In its abstractness, lack of external meaning, and the fact that it could only have worked on an electronic device, Tetris became synonymous with computer games themselves, attracting unprecedented attention from academics.

Psychologists coined the term Tetris Effect, to describe the sensation that experienced players got of moving the blocks when they were not playing, obsessively stacking tetronimos even when asleep. Later, it was identified that the phenomenon may give us insight into how we learn and remember to do things, churning them over in our sleep, and mentally rehearsing tasks.

Many more tried to understand the appeal of the best-seller, which, whatever the official figures, is likely to have been played by billions.

Of course, some things about the ubiquity of Tetris are straightforward enough.

The game is easy to pick up for casual users and comprehensible within seconds, yet cannot ever be mastered – as the blocks move faster and faster on higher levels, the challenge is infinitely difficult. Its score system and levels also chart one’s progress – important for the obsessive players. Its abstraction also means that it has no cultural boundaries.

But none of these explain why people actually play Tetris.

Photo by Jason Coleman / flickr.com

The consensus seems to be that it is the mainly the compulsion to restore order to the world, and the satisfaction of having done so – repeated ad infinitum.

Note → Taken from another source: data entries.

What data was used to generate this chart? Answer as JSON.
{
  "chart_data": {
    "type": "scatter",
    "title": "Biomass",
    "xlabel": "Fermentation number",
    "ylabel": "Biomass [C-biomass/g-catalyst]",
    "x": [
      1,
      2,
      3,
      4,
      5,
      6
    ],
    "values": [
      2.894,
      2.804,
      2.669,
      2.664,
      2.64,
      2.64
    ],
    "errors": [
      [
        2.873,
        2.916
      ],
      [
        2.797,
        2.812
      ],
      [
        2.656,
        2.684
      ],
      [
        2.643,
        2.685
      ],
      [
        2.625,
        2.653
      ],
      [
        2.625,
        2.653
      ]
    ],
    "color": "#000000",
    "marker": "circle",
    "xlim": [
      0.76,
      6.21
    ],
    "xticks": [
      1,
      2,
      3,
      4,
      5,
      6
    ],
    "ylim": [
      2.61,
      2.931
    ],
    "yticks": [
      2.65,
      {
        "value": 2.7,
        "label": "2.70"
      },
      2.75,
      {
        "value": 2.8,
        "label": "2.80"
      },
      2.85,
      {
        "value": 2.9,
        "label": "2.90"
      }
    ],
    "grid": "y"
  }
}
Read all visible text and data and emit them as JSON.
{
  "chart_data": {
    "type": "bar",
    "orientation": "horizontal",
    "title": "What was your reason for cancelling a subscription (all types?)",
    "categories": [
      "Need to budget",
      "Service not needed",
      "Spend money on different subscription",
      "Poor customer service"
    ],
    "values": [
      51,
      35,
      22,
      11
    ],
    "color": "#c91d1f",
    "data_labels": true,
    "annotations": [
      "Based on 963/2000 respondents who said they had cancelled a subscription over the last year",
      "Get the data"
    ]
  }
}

“The main part is visual insight. You make your visual decision and it happens almost immediately. Insight means emotion: small, but many of them, every two, three seconds. The second mechanism is unfinished action. Tetris has many unfinished actions (that) force you to continue and make it very addictive. The third is automatization: In a couple of hours, the activity becomes automatic, a habit, a motivation to repeat,” said psychologist and subsequent Tetris co-developer Vladimir Pokhilko, who committed suicide after his and Pazhitnov’s company went bankrupt in the late 1990s.

As for Aleksey Pazhitnov, somewhat predictably he struggled to bottle lightning a second time, and after working on more ambitious projects, has returned to producing an ever more perfect version of Tetris.

“Tetris came along early and had a very important role in breaking down ordinary people's inhibitions in front of computers, which were scary objects to non-professionals used to pen and paper. But the fact that something so simple and beautiful could appear on screen destroyed that barrier,” said Pazhitnov.

The current generation of casual games, such as Candy Crush Saga, are direct descendants of that aim, ensnaring a new generation of people otherwise unlikely to spend four hours staring at a screen.

And while he never became a billionaire like his successors, Pazhitnov sounds anything but bitter about how things turned out.

“I didn't make much money at first, but I was happy, because my main priority was to see people enjoying my game.”